All four phases fully implemented and tested on RX 7800 XT. Co-Authored-By: Virgil <virgil@lethean.io>
1.3 KiB
Phase 4: Performance Design
Approved 19 Feb 2026.
1. Benchmark Suite (rocm_benchmark_test.go)
Go benchmark tests (testing.B) with b.ReportMetric(), build-tagged //go:build rocm.
Three benchmarks per model:
- BenchmarkDecode_{Model} — Generate 128 tokens, report tok/s
- BenchmarkTTFT_{Model} — Time-to-first-token latency (ns)
- BenchmarkConcurrent_{Model} — N goroutines generating simultaneously, report aggregate tok/s
Models: Gemma3-4B-Q4_K_M, Llama-3.1-8B-Q4_K_M, Qwen-2.5-7B-Q4_K_M. Each loads once per benchmark function (load time excluded via b.StopTimer/b.StartTimer). VRAM logged after load via GetVRAMInfo().

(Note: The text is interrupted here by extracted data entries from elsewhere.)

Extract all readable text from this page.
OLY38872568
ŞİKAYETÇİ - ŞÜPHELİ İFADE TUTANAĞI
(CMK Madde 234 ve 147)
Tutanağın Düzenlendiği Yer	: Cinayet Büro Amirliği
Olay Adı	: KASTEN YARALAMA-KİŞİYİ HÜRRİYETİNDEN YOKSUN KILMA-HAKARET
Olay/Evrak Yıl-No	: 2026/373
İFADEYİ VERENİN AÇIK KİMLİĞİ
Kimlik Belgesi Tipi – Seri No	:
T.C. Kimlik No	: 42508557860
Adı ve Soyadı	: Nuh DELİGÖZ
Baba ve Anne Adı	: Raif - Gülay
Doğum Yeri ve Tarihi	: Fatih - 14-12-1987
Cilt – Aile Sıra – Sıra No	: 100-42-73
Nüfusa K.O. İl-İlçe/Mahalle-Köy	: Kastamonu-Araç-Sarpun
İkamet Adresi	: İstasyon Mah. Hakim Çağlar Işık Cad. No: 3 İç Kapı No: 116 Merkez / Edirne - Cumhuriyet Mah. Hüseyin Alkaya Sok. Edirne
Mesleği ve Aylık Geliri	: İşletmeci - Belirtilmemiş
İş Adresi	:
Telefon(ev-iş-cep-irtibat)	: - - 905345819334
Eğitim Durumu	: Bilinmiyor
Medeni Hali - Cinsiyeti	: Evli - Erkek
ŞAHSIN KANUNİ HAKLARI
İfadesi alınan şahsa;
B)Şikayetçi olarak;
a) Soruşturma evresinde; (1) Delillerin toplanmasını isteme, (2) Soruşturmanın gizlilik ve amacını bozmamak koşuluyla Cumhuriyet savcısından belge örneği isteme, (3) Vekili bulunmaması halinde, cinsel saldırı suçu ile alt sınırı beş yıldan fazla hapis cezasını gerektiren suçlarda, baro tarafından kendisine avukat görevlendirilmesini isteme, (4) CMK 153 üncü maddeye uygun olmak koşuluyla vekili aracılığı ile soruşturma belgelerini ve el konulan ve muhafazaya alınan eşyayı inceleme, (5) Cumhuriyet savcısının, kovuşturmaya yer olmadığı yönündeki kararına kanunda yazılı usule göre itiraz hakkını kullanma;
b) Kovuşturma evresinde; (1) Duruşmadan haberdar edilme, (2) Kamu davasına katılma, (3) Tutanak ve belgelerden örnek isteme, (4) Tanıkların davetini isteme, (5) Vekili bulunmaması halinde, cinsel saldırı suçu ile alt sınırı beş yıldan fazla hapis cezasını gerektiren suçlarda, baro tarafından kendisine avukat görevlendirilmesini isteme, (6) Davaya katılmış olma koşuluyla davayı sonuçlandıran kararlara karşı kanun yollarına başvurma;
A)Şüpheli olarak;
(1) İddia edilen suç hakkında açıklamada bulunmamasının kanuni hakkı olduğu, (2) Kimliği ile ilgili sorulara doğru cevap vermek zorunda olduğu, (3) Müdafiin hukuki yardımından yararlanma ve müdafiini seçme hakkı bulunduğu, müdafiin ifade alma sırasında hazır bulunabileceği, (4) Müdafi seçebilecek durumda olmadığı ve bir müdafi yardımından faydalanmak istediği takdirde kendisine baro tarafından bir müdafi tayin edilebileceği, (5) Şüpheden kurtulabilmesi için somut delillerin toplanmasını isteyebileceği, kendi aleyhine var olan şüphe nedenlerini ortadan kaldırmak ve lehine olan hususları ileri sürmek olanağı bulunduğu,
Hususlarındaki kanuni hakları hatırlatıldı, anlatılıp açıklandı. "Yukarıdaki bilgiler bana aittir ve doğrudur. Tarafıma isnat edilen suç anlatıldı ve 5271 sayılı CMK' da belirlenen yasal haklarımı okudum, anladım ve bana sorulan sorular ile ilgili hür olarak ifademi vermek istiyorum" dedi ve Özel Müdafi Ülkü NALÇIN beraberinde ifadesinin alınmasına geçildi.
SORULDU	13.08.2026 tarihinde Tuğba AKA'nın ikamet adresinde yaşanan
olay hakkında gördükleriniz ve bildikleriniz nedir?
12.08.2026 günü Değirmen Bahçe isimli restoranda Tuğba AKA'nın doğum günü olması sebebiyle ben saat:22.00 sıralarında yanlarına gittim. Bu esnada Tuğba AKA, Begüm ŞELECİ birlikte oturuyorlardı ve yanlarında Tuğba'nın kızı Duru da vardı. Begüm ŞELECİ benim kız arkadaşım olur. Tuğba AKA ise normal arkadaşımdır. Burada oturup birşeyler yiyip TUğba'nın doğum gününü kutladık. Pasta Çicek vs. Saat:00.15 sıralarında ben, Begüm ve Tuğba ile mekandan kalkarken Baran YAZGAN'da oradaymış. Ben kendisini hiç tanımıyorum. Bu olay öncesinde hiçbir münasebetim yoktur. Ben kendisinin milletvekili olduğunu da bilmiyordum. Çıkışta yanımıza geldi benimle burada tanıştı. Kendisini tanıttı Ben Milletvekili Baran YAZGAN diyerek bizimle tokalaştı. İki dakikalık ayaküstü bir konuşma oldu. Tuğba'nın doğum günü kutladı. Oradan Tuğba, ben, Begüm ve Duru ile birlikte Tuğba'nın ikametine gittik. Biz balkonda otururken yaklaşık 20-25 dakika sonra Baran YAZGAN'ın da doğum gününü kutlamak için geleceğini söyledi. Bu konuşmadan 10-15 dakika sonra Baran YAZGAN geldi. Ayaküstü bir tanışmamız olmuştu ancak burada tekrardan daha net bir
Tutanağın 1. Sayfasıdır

Run: go test -tags rocm -bench . -benchtime 3x -timeout 600s
2. Flash Attention (Manual)
No code changes. Build a second llama-server without -DGGML_HIP_ROCWMMA_FATTN=ON, run the benchmark suite twice with ROCM_LLAMA_SERVER_PATH pointing at each binary, record results in FINDINGS.md.
3. Parallel Slots
Add ParallelSlots int to go-inference's LoadConfig and WithParallelSlots(n int) LoadOption. Pass --parallel N to llama-server in startServer when > 0. Benchmark concurrent requests with 1 slot vs 4 slots.
4. Testing
Benchmarks are the tests — they produce the numbers. Existing integration tests remain as correctness checks. All results documented in FINDINGS.md.